New research models complex physics of self-sensing additive composites.
A team of engineers has developed the first system capable of modelling the complex physics of 3D printed composites which can detect strain, load or damage using nothing more than a measure of electrical current.
Allowing materials scientists to predict how new structures can be fine-tuned to produce specific combinations of strength, stiffness and self-sensing properties could help catalyze the development of smart materials.
According to University of Glasgow researchers, new materials produced using the team’s insights could enable real-time monitoring of structural integrity in aircraft, spacecraft and vehicle components for enhanced safety and maintenance efficiency.

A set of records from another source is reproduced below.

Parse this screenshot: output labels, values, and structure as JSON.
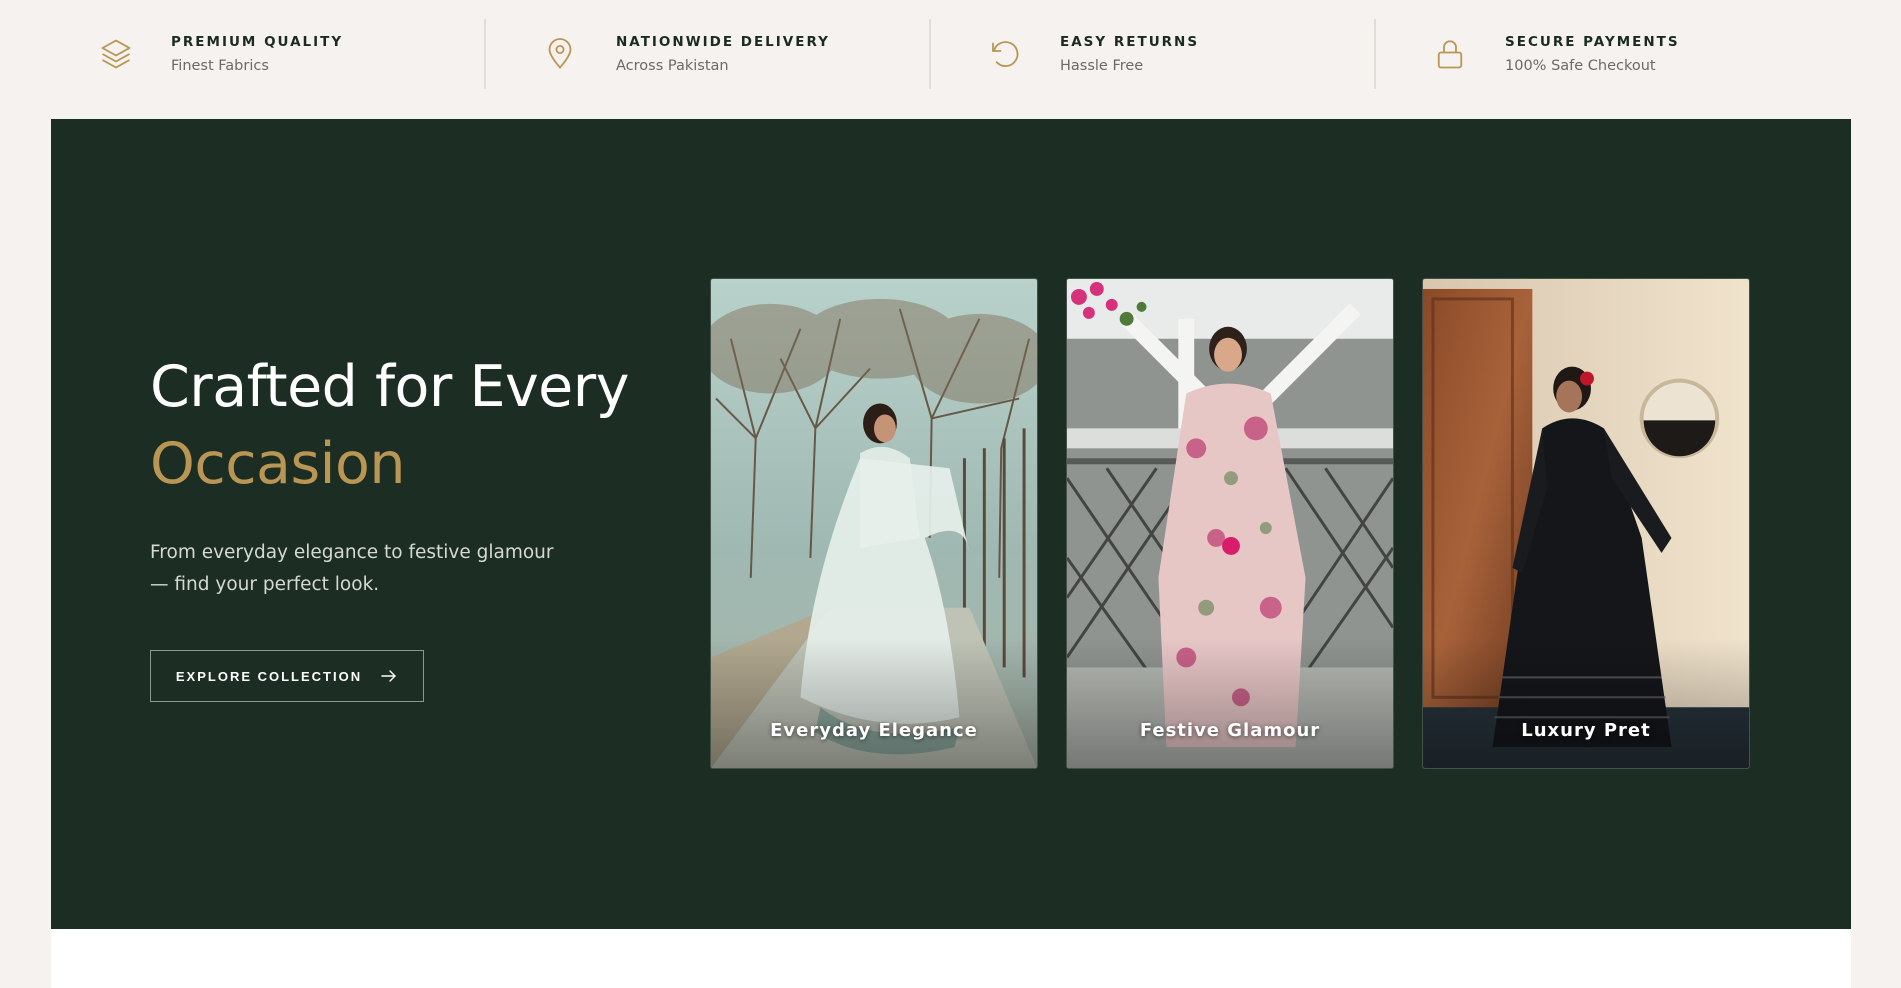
{
  "features": [
    {
      "title": "PREMIUM QUALITY",
      "subtitle": "Finest Fabrics",
      "icon": "layers-icon"
    },
    {
      "title": "NATIONWIDE DELIVERY",
      "subtitle": "Across Pakistan",
      "icon": "map-pin-icon"
    },
    {
      "title": "EASY RETURNS",
      "subtitle": "Hassle Free",
      "icon": "rotate-ccw-icon"
    },
    {
      "title": "SECURE PAYMENTS",
      "subtitle": "100% Safe Checkout",
      "icon": "lock-icon"
    }
  ],
  "hero": {
    "headline_line1": "Crafted for Every",
    "headline_line2": "Occasion",
    "lead": "From everyday elegance to festive glamour — find your perfect look.",
    "cta_label": "EXPLORE COLLECTION",
    "cta_icon": "arrow-right-icon"
  },
  "collections": [
    {
      "label": "Everyday Elegance"
    },
    {
      "label": "Festive Glamour"
    },
    {
      "label": "Luxury Pret"
    }
  ],
  "colors": {
    "hero_bg": "#1c2d23",
    "accent_gold": "#b99653",
    "page_bg": "#f5f2ef"
  }
}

In civil engineering, these materials could enable developments in smart infrastructure, providing continuous assessment of the structures of bridges, tunnels and high-rise buildings.
As additive manufacturing (AM) technology has developed, researchers have been able to create increasingly complex materials with unique properties. Weaving fine strands of carbon nanotubes throughout materials can allow them to carry an electrical current, imbuing them with the ability to monitor their own structural integrity via piezoresistivity. As a result, a change in the current readout can indicate that the material has been crushed or stretched.
Professor Shanmugam Kumar led the research. In a press release, he said:
“While researchers have known about these properties for some time now, what we’ve not been able to do is provide a way to know in advance how effective new attempts at creating novel self-sensing materials will be. Instead, we have often relied on trial and error to determine the optimal approach for developing these materials, which can be both time-consuming and costly.”
Kumar and his team developed their system through a rigorous set of lab experiments combined with modelling.
They used polyetherimide (PEI) mixed with carbon nanotubes to create a series of four different lightweight lattice structure designs and then tested them for stiffness, strength, energy absorption and self-sensing capabilities.
Using computer modeling, they developed a system aimed at predicting how the materials would respond to a varied set of loads, then validated their multiscale finite element model’s predictions by subjecting the materials to intense analysis under real-world conditions. They used infrared thermal imaging to visualize electrical current flowing through the materials in real-time, leveraging the analogy between heat and current flow.
What they found was that their models could accurately predict how the materials would respond to various combinations of stress and strain, as well as how their electrical resistance would be affected. These results could help underpin future developments in additive manufacturing by providing insights into how proposed new materials will perform before the first real-world prototype is printed.
The research builds on previous developments from the team, including a recently published paper showcasing another approach to modelling which enabled them to predict how additive manufacturing-induced flaws can affect the structural integrity of new designs.
Professor Kumar added: “While we focused on PEI materials with embedded carbon nanotubes in this paper, the multiscale finite element modelling our results are based on could be easily applied to other materials which can be created through additive manufacturing too.
The team’s paper, entitled “Autonomous Sensing Architected Materials” is published in Advanced Functional Materials.